Saturday, November 16, 2013

Raisins Scones Recipe


Scones are made to be eaten one or two but in my case...I could eat more than 4 at one go. Hihi. 
This is my favourite scone recipe and I hope you will give it a try. The most important thing when it comes to scones is to buy the best butter and don't over work the batter or else it will come a tough scones. Mine is tender and buttery.

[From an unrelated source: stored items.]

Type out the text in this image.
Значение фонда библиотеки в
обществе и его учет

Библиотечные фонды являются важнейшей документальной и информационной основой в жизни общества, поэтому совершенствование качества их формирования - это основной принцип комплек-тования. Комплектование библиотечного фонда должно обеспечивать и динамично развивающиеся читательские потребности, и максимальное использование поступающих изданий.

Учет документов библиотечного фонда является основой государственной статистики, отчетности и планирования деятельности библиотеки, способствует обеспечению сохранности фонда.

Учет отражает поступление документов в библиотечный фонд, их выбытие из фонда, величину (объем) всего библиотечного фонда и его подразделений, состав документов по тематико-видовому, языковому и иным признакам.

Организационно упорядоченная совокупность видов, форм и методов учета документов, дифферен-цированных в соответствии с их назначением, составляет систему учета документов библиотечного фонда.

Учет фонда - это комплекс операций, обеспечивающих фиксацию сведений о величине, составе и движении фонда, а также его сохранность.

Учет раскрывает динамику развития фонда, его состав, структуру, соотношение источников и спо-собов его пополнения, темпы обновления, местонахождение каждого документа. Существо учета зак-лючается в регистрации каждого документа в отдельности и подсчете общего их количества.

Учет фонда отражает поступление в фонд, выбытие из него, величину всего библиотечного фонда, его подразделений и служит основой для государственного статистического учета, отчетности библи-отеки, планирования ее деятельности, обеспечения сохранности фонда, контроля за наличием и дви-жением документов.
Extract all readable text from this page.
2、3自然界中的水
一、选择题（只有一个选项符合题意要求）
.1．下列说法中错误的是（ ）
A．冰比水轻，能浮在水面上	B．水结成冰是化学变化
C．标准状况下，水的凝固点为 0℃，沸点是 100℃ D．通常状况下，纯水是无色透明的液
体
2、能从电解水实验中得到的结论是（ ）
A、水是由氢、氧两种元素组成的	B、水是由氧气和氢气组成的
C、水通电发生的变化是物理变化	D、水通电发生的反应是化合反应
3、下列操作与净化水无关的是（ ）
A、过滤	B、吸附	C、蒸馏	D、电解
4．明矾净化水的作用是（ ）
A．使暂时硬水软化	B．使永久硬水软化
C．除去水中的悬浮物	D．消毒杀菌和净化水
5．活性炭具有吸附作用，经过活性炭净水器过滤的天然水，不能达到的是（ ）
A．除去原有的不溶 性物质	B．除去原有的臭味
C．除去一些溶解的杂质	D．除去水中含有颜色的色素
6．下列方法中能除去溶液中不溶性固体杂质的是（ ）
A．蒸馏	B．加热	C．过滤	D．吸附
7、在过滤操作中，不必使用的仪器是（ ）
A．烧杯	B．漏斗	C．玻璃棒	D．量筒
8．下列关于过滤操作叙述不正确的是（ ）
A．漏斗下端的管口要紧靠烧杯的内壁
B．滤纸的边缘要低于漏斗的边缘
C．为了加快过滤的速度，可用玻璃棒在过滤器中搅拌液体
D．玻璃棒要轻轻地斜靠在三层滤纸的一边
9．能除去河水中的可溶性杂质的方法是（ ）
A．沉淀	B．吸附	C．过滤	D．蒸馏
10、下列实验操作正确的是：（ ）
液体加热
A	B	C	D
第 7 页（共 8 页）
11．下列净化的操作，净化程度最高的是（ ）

YUM!

Cranberry Scones Recipe

INGREDIENTS:

  • 2 cups sifted all-purpose flour (256gm)
  • 1/4 cup (60 gm) white sugar
  • 2 ½ tsp (12ml) baking powder
  • 1/2 tsp (3ml) baking soda)
  • 1/2 tsp salt (3ml)
  • 1/4 cup (65 gm) margarine or butter (good quality ones)
  • 3/4 cup (200 gm) dried cranberries ( I change it to raisins)
  • grated zest of half an orange (sometime I don't add it bcoz I don't have any)
  • 1 cup (250 ml) milk
  • METHOD:
    Preheat oven to 425°F or 220°C.
    Grease baking tray with margarine.
    Sift the flour, sugar, baking powder, baking soda and salt together.
    Cut in the margarine or butter till mixture resembles fine breadcrumbs, then stir in the cranberries and orange zest.
    Add the milk and mix to make a smooth dough.
    (add more milk if necessary to ensure mix is not too dry)
    Knead very lightly for ten seconds on a lightly floured surface.
    Roll or pat to about 3/4" thick (2 cm) and either cut into individual scones or cut into wedges, leaving intact (pizza style) to make a loaf.
    Baking time approximately 12 minutes for individual scones, 15-20 minutes for loaf-style.
    Brush tops with melted butter after removing from the oven.